This January 22 marks the 35th anniversary of Roe v. Wade, the 1973 U. S. Supreme Court decision which legalized abortion for any reason at any time during a woman’s pregnancy. Related decisions gave fathers no say-so in the fate of their unborn child, forbade parental consent laws, and permitted a spectrum of “health professionals” other than licensed M.D.’S to perform abortions.

The result was the world’s most unregulated–and deadly–body of abortion law. Even liberal justice Ruth Bader Ginsberg admitted, “Roe ventured too far in the change it created, and presented an inadequate justification for its actions.” Nevertheless, some 45 million abortions later, it remains the law of the land.

Unfortunately, media outlets don’t do enough to publicize Roe’s true legacy. Few people know, for example, that 95% of abortions are done for “social” reasons, rather than rape, incest, or physical health. Few know that over 130,000 abortions are performed each year on babies past the 13th week of gestation, and 18,000 on babies past 20 weeks, when their capacity for sensing pain is fully developed. Few know that every abortion stops a beating heart, and that most cruelly dismember a little body that looks very much like our own.

Abortion’s physical and emotional toll on women is also rarely publicized. Immediate physical complications include internal bleeding, perforated uterus, and infections that occasionally lead to maternal death. Long-term complications include increased likelihood of ectopic pregnancies, placenta previa, prematurity, low birth weight, early infant death, and breast cancer. Also, there is the guilt, grief, depression, broken relationships, and even suicide that follow in abortion’s wake. Has “safe legal abortion” empowered American women? Ask the members of groups like Silent No More or Feminists for Life.

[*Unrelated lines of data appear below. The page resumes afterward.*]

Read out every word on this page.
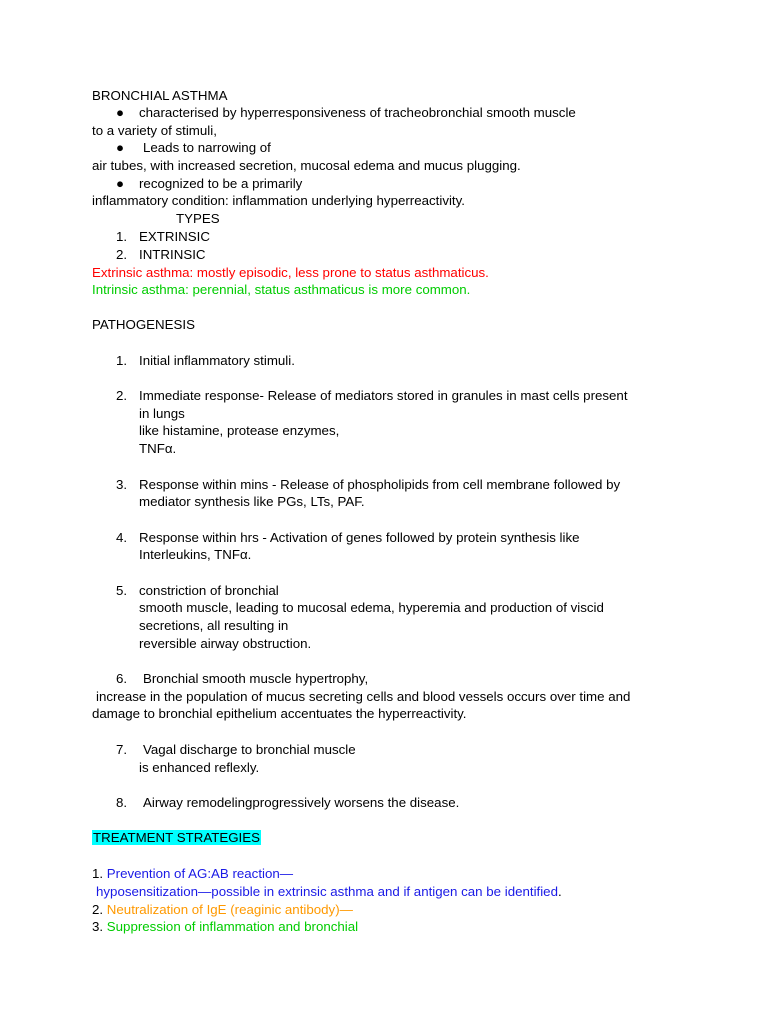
BRONCHIAL ASTHMA
● characterised by hyperresponsiveness of tracheobronchial smooth muscle
to a variety of stimuli,
● Leads to narrowing of
air tubes, with increased secretion, mucosal edema and mucus plugging.
● recognized to be a primarily
inflammatory condition: inflammation underlying hyperreactivity.
TYPES
1. EXTRINSIC
2. INTRINSIC
Extrinsic asthma: mostly episodic, less prone to status asthmaticus.
Intrinsic asthma: perennial, status asthmaticus is more common.
PATHOGENESIS
1. Initial inflammatory stimuli.
2. Immediate response- Release of mediators stored in granules in mast cells present
in lungs
like histamine, protease enzymes,
TNFα.
3. Response within mins - Release of phospholipids from cell membrane followed by
mediator synthesis like PGs, LTs, PAF.
4. Response within hrs - Activation of genes followed by protein synthesis like
Interleukins, TNFα.
5. constriction of bronchial
smooth muscle, leading to mucosal edema, hyperemia and production of viscid
secretions, all resulting in
reversible airway obstruction.
6. Bronchial smooth muscle hypertrophy,
increase in the population of mucus secreting cells and blood vessels occurs over time and
damage to bronchial epithelium accentuates the hyperreactivity.
7. Vagal discharge to bronchial muscle
is enhanced reflexly.
8. Airway remodelingprogressively worsens the disease.
TREATMENT STRATEGIES
1. Prevention of AG:AB reaction—
hyposensitization—possible in extrinsic asthma and if antigen can be identified.
2. Neutralization of IgE (reaginic antibody)—
3. Suppression of inflammation and bronchial
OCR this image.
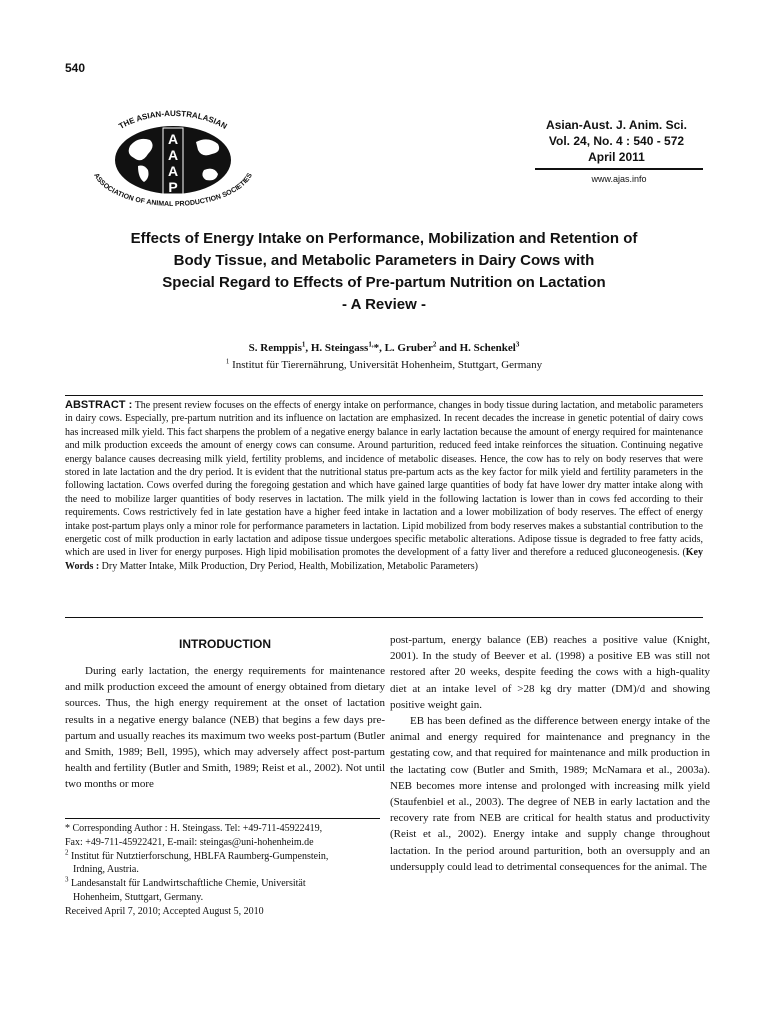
540
A
A
A
P
THE ASIAN-AUSTRALASIAN
ASSOCIATION OF ANIMAL PRODUCTION SOCIETIES
Asian-Aust. J. Anim. Sci.
Vol. 24, No. 4 : 540 - 572
April 2011
www.ajas.info
Effects of Energy Intake on Performance, Mobilization and Retention of
Body Tissue, and Metabolic Parameters in Dairy Cows with
Special Regard to Effects of Pre-partum Nutrition on Lactation
- A Review -
S. Remppis$^1$, H. Steingass$^{1,}$*, L. Gruber$^2$ and H. Schenkel$^3$
$^1$ Institut für Tierernährung, Universität Hohenheim, Stuttgart, Germany
ABSTRACT : The present review focuses on the effects of energy intake on performance, changes in body tissue during lactation, and metabolic parameters in dairy cows. Especially, pre-partum nutrition and its influence on lactation are emphasized. In recent decades the increase in genetic potential of dairy cows has increased milk yield. This fact sharpens the problem of a negative energy balance in early lactation because the amount of energy required for maintenance and milk production exceeds the amount of energy cows can consume. Around parturition, reduced feed intake reinforces the situation. Continuing negative energy balance causes decreasing milk yield, fertility problems, and incidence of metabolic diseases. Hence, the cow has to rely on body reserves that were stored in late lactation and the dry period. It is evident that the nutritional status pre-partum acts as the key factor for milk yield and fertility parameters in the following lactation. Cows overfed during the foregoing gestation and which have gained large quantities of body fat have lower dry matter intake along with the need to mobilize larger quantities of body reserves in lactation. The milk yield in the following lactation is lower than in cows fed according to their requirements. Cows restrictively fed in late gestation have a higher feed intake in lactation and a lower mobilization of body reserves. The effect of energy intake post-partum plays only a minor role for performance parameters in lactation. Lipid mobilized from body reserves makes a substantial contribution to the energetic cost of milk production in early lactation and adipose tissue undergoes specific metabolic alterations. Adipose tissue is degraded to free fatty acids, which are used in liver for energy purposes. High lipid mobilisation promotes the development of a fatty liver and therefore a reduced gluconeogenesis. (Key Words : Dry Matter Intake, Milk Production, Dry Period, Health, Mobilization, Metabolic Parameters)
INTRODUCTION

During early lactation, the energy requirements for maintenance and milk production exceed the amount of energy obtained from dietary sources. Thus, the high energy requirement at the onset of lactation results in a negative energy balance (NEB) that begins a few days pre-partum and usually reaches its maximum two weeks post-partum (Butler and Smith, 1989; Bell, 1995), which may adversely affect post-partum health and fertility (Butler and Smith, 1989; Reist et al., 2002). Not until two months or more

post-partum, energy balance (EB) reaches a positive value (Knight, 2001). In the study of Beever et al. (1998) a positive EB was still not restored after 20 weeks, despite feeding the cows with a high-quality diet at an intake level of >28 kg dry matter (DM)/d and showing positive weight gain.

EB has been defined as the difference between energy intake of the animal and energy required for maintenance and pregnancy in the gestating cow, and that required for maintenance and milk production in the lactating cow (Butler and Smith, 1989; McNamara et al., 2003a). NEB becomes more intense and prolonged with increasing milk yield (Staufenbiel et al., 2003). The degree of NEB in early lactation and the recovery rate from NEB are critical for health status and productivity (Reist et al., 2002). Energy intake and supply change throughout lactation. In the period around parturition, both an oversupply and an undersupply could lead to detrimental consequences for the animal. The

* Corresponding Author : H. Steingass. Tel: +49-711-45922419,
Fax: +49-711-45922421, E-mail: steingas@uni-hohenheim.de
$^2$ Institut für Nutztierforschung, HBLFA Raumberg-Gumpenstein,
Irdning, Austria.
$^3$ Landesanstalt für Landwirtschaftliche Chemie, Universität
Hohenheim, Stuttgart, Germany.
Received April 7, 2010; Accepted August 5, 2010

Thankfully, many Americans are somehow getting the true picture. Polls show that around 70% of voters believe abortion should be illegal, except in cases of rape or incest, and to save the life of the mother. A majority of high school and college students now express prolife convictions. Movies like Bella, Noelle, and Juno suggest that even Hollywood realizes the adoption option is a win-win decision for mother and child.

Nevertheless, despite some significant advances at the state level, the legal situation in the U.S. remains fundamentally unchanged. Let me therefore close with a story that brings us again to the heart of the matter.

The 1980 documentary Assignment Life included an interview with a man who attended the annual Rally for Life in Washington, D. C. Asked why he was there, he replied, “I’m a New York Jew, straight out the liberal community. I defended a woman’s right to choose. But one day in the library I got out a book on fetal development. When I looked at the pictures, I didn’t see that ‘blob of tissue’ folks always talk about. I saw a human being. And I said, ‘Aw nuts, we’re killing babies!’ ”

This January 22, may the citizens of Sonoma County carefully consider that we still are.